Welcome to our review of the new first person shooter sensation from ID and Bethesda: Quake II.
Wait, what year is it? No, your eyes deceive thee not. Quake II is back and not just as a compilation game or a watered down “special edition”. Well, not exactly, anyway.
Nvidia and Bethesda have partnered to re-release Quake II using the RTX ray tracing abilities of RTX-series Nvidia cards. This is partially because there’s been a dearth of content for said abilities, and partly because there was already a project doing exactly this. Now, they’ve made it official. Notice the difference in the screenshots below:
Full disclosure: I’m a fanatic for the first three Quake games. They’re a formative experience of my adolescent years and I continue to play all three of them to this day. For those that aren’t aware, all three of the original Quake games were “benchmark” games. Before there was “Can it run Crysis?”, there was “Can it run Quake?”. Quake killed Cyrix, the 486 and (later) a great many crappy graphics card technologies.

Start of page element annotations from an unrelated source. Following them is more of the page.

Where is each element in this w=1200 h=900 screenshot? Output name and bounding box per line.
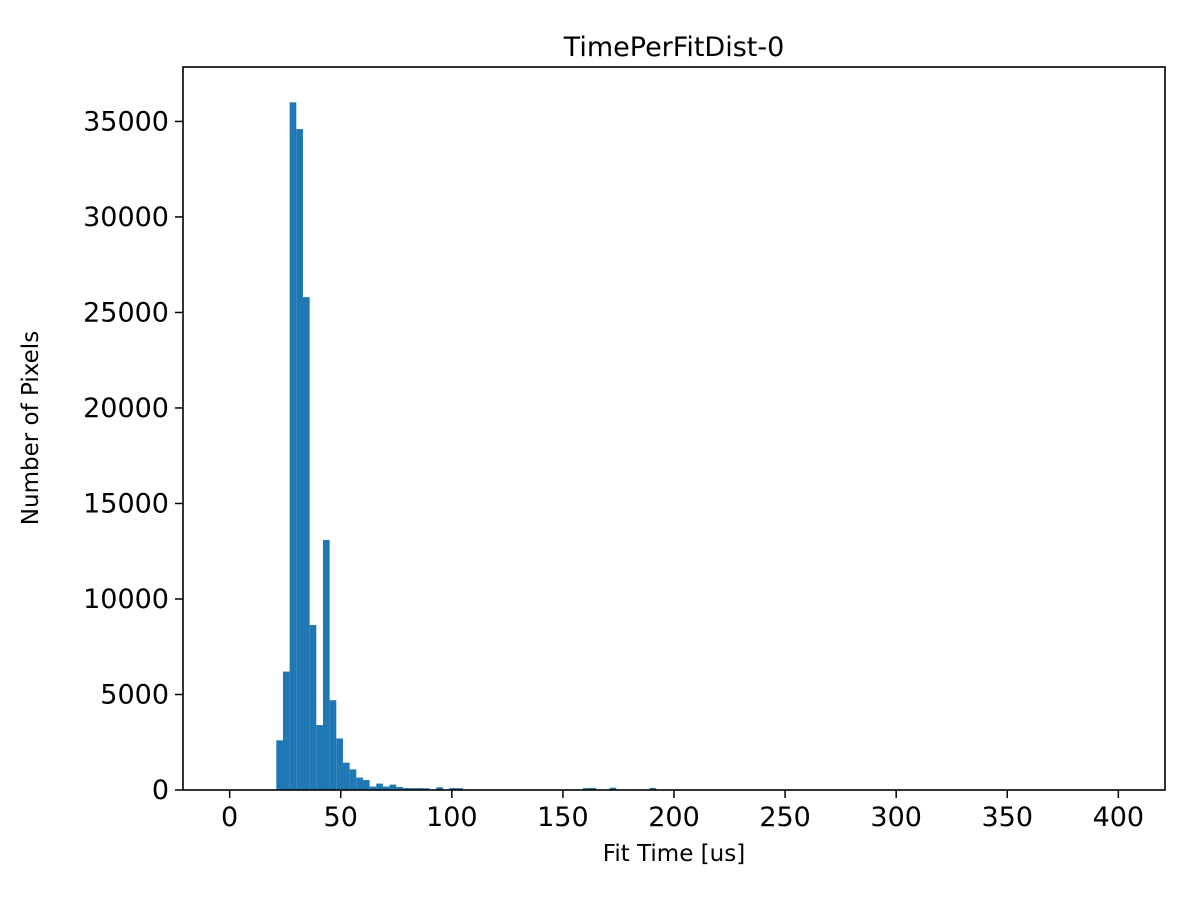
histogram-bar [396,786,403,790]
histogram-bar [349,769,357,790]
histogram-bar [416,788,423,790]
histogram-bar [382,786,390,790]
histogram-bar [276,740,283,790]
x-axis-label: Fit Time [us] [602,841,746,867]
y-tick-label: 20000 [83,393,169,424]
histogram-bar [609,787,617,790]
histogram-bar [376,783,383,790]
histogram-bar [409,788,417,790]
histogram-bar [389,784,397,790]
histogram-bar [289,102,297,790]
y-tick-label: 35000 [83,106,169,137]
x-tick-label: 250 [759,802,811,833]
x-tick-label: 150 [537,802,589,833]
x-tick-label: 50 [324,802,358,833]
histogram-bar [329,700,337,790]
histogram-bar [362,780,370,790]
histogram-bar [369,786,377,790]
y-tick-label: 0 [152,775,169,806]
y-tick-label: 30000 [83,202,169,233]
histogram-bar [456,788,463,790]
plot-border [182,66,1166,791]
x-tick-label: 0 [221,802,238,833]
histogram-bar [296,129,303,791]
histogram-bar [449,788,457,790]
x-tick-label: 100 [426,802,478,833]
y-tick-label: 5000 [100,679,169,710]
histogram-bar [316,725,323,790]
histogram-bar [402,788,410,790]
histogram-bar [649,787,657,790]
x-tick-label: 400 [1093,802,1145,833]
histogram-bar [356,777,363,790]
y-tick-label: 10000 [83,584,169,615]
x-tick-label: 350 [981,802,1033,833]
histogram-bar [436,787,443,790]
histogram-bar [309,624,317,790]
x-tick-label: 200 [648,802,700,833]
histogram-bar [302,297,310,790]
chart-title: TimePerFitDist-0 [563,32,785,63]
histogram-bar [422,788,430,790]
histogram-bar [342,762,350,790]
x-tick-label: 300 [870,802,922,833]
histogram-bar [322,539,330,790]
histogram-bar [282,671,290,790]
y-tick-label: 15000 [83,488,169,519]
histogram-bar [589,787,597,790]
histogram-bar [336,738,343,790]
y-tick-label: 25000 [83,297,169,328]
histogram-bar [582,788,590,790]
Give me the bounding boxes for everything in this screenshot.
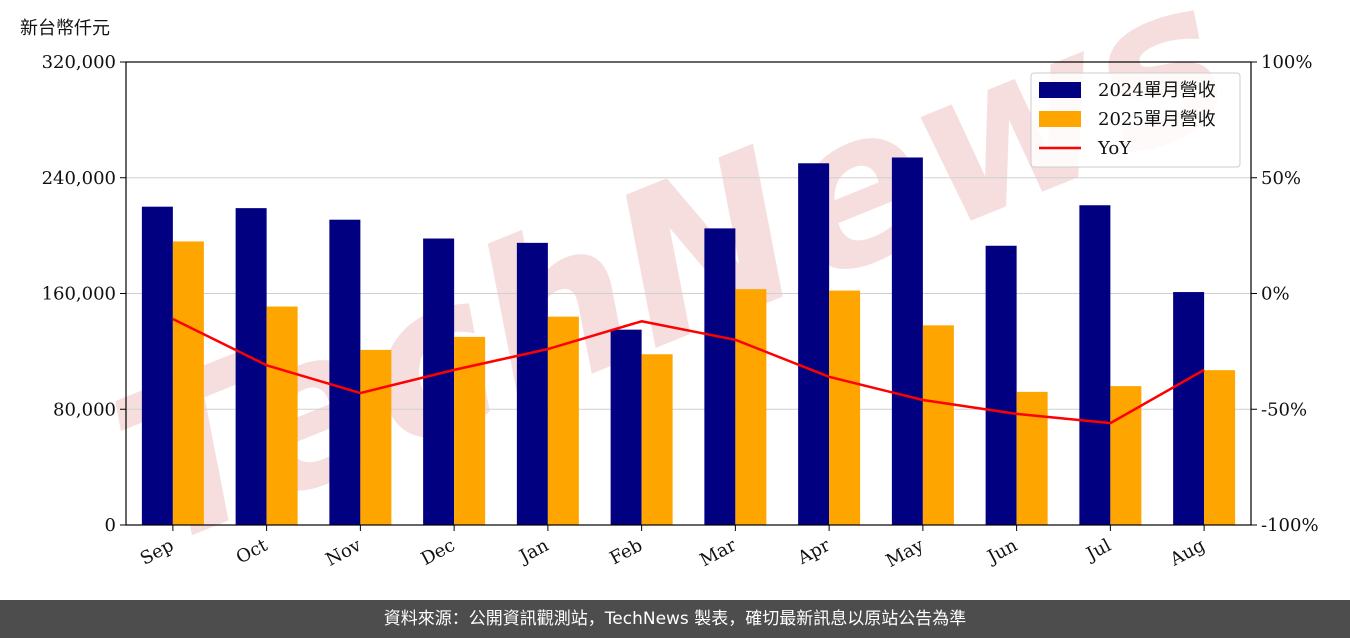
legend-swatch: [1039, 111, 1081, 127]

The first Quake was a DOS game that was a true 3D experience, as opposed to Doom that used tricks to give itself the appearance of 3D. Eventually, GLQuake (3D accelerated) and WinQuake (a native Windows port) were released.
Quake II wasn’t even supposed to be a Quake game. ID just couldn’t think of another name for it. They share nothing in story, but they were both boundary-pushing. Quake II required Windows: no DOS port exists. While it had a software renderer (and that was the first way I played it), to truly experience the game you needed a 3D accelerator.
Everything that’s old is new again. Quake II RTX also needs a fancy card to experience it properly, this time courtesy of the Nvidia RTX series cards (20xx cards). I bought a 2080 this year and, though it’s an impressive enough card, I’ve not really played anything that makes use of ray-tracing. Until now.
Simply put, Quake II RTX is gorgeous. The original game was pretty muddy on textures without a Voodoo card. Lighting effects weren’t really a thing and the particle effects were pretty basic. Clearly, all of that has been redone. I’ll have a gallery up later in this review, but you can see from the above photo that we’ve got some reflection on the gun barrels, pretty light emanating from the explosion and some nice shadows.
I’ve only made it about 1/3 of the way through the game, but I believe it’ll be necessary to go all the way through to the end. It’s almost a brand new experience. Almost. There are some people who believe that Quake II started the trend of boring, brown levels and limited-narrative, point A to point B gameplay. I’d argue the latter started much earlier, but I’ll admit that the default colour palette of Quake II is definitely brown.
I suppose, too, that the gameplay is somewhat dated. Pick up keys to open doors, kill enemies, rinse and repeat. The thing is, it just feels good and proper in this game. The level design is pretty solid, with a clear path to the end but enough branching paths and secrets to make exploration worthwhile.
And then there are the weapons. You’ve got your standard fare pistol with unlimited ammo (you’d probably be better off shooting your enemies with a fart). Next is the shotgun. Ho hum. Then an SMG. Okay. Borrowing from Doom is the chaingun, which has a delayed spin-up but does MASSIVE damage while repainting walls with giblets. Another Doom staple, the Super Shotgun, makes an appearance as a futuristic version of the classic gun. Watching enemies explode in one hit or double over from a glancing blow is fun.
The grenade launcher and rocket launcher are two somewhat boring guns that have their purposes. But the meat and potatoes of the late game weapons are the HyperBlaster (a high speed energy chaingun), the railgun (one hit kill sniper weapon) and the BFG10K (a more futuristic version of Doom’s BFG).
Another big part of Quake II when it first released was the multiplayer. Sadly, I haven’t yet delved into any servers, but according to Nvidia most regular Q2 servers should work with your RTX client. I plan to try this out soon.
Overall, I’m very happy with this game. It is nostalgia meets modern technology, which is always a beautiful thing to me (when it works). If you’ve got the hardware, I’d recommend a playthrough.